When Art touches a Person
Today I want to speak to the way art can touch people without their ever really comprehending that it's happening. It is a process of intrapsychic wonder that still fascinates me. One client was a professional artist whose husband had been suddenly killed. In her grief she was stuck, kind of wandering around in her life with her talents in one pocket and her overwhelming grief like a shawl of shock wrapped around her person. She responded to an ad for my workshop posted by a local arts facility in Marin County. For no reason in particular, I was very inspired in those times to invite people to create a collage the size of their whole body: the finished works were like vast totems, rich with symbolism and childlike proportions, given that scissors were outlawed. For two days we worked, stripped magazines of their pictures, piled and sorted them, and finally mapped them onto the body tracings we had rendered.
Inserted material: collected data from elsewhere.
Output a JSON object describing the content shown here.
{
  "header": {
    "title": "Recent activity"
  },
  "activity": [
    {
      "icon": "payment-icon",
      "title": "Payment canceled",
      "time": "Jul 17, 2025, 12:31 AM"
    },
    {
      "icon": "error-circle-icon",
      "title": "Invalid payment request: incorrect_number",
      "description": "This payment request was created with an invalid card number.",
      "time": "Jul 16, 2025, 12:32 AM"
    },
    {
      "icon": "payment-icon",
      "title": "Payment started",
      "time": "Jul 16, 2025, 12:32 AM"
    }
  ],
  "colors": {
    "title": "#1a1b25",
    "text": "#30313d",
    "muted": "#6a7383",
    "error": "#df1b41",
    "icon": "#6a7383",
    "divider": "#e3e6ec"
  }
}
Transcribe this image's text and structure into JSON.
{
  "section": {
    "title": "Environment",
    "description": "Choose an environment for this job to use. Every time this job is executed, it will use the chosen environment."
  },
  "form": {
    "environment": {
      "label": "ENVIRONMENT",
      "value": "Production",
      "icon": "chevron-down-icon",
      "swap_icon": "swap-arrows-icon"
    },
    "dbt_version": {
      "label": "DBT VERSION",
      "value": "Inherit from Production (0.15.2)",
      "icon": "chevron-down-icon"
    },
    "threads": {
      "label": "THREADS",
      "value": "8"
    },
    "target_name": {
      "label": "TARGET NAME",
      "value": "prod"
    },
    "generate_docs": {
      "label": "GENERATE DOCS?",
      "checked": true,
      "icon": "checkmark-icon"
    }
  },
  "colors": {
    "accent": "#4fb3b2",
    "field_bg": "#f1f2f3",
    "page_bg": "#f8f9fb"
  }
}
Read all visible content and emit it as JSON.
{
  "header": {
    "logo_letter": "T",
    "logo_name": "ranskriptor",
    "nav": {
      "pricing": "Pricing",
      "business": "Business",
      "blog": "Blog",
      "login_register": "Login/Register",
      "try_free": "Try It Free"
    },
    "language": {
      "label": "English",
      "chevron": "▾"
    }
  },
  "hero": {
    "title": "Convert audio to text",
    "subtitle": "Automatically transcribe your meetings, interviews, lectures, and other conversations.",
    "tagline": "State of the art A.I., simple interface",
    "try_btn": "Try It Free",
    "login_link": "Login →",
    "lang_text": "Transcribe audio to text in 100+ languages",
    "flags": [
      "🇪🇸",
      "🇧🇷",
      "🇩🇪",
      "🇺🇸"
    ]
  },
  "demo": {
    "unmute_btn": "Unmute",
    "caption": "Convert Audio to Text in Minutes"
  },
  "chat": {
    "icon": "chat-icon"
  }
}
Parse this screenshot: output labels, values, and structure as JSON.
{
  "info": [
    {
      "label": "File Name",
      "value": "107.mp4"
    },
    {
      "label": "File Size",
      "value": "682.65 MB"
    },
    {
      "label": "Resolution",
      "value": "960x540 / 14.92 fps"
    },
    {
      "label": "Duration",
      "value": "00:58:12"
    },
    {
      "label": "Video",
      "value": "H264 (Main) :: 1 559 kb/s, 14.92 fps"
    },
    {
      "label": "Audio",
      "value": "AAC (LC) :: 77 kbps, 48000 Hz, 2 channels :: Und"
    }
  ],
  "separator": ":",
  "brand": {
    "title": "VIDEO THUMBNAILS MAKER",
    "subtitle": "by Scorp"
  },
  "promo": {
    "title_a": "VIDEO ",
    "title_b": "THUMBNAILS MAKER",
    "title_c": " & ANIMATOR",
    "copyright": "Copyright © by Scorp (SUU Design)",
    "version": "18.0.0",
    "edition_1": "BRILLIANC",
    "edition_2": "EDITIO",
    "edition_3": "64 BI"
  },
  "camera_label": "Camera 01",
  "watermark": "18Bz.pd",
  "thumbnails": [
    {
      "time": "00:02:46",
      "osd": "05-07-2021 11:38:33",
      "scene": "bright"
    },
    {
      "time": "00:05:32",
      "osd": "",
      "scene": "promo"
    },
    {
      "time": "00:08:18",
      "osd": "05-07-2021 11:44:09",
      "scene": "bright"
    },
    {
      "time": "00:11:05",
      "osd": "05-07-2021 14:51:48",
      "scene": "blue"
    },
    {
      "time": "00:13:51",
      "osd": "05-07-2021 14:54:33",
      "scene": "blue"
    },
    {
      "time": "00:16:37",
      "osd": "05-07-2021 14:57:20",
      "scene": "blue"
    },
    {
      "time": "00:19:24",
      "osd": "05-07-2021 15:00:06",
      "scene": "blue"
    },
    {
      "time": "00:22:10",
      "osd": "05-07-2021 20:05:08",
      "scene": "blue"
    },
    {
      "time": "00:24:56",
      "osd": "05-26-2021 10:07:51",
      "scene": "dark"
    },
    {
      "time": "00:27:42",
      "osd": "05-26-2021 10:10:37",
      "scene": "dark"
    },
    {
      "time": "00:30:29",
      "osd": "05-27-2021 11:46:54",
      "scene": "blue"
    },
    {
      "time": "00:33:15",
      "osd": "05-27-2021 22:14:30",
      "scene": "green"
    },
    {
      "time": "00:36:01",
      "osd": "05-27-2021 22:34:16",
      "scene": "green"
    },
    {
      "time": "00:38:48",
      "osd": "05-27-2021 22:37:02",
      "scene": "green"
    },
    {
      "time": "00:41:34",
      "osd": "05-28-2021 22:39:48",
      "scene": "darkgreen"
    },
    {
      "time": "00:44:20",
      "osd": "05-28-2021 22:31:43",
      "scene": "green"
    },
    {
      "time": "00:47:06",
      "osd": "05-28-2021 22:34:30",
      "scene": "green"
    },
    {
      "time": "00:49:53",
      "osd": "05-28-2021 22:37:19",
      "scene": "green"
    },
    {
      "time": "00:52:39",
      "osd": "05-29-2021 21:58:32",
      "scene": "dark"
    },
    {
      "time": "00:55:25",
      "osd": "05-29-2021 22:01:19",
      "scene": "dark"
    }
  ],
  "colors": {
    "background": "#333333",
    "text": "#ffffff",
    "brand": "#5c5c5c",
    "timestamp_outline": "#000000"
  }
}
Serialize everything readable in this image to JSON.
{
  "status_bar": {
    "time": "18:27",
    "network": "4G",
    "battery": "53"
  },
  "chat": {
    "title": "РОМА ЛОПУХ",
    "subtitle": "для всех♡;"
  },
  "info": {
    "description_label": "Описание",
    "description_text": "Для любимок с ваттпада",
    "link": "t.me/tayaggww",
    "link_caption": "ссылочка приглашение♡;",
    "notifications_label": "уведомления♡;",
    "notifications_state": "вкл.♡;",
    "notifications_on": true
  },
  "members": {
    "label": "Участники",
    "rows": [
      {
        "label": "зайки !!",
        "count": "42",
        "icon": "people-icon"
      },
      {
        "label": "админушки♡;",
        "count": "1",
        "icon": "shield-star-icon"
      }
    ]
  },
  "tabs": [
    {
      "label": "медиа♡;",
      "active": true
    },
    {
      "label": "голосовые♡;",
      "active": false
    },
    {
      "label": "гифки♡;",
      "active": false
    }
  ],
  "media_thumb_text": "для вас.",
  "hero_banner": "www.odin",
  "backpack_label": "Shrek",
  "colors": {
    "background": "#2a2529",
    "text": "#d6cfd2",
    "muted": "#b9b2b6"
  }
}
Towards the end, we lined up these totems for what I call a "gallery viewing," that is, a mutual tour of our creations in which participants are free to voice what is most striking for them about a particular work, or something they most appreciate. To my surprise, this participant made a rapid excuse and left the building early, claiming fatigue. The next day she called me to apologize and claim her abandoned work. "I just had this wave of crying that i couldn't stop; I just cried and cried, and i think something happened when i did that piece..." Yup. Testimonial to LAW 1: Art is a synthesizer that brings truth to the surface through action. This lady's suppressed feelings had a chance to be let loose through collage, and so her emotions came through. What's more, after a week or so, she told me she felt better than she had in ages, just from "bringing it all together and letting the feelings out." YES. Without feelings, we are flat.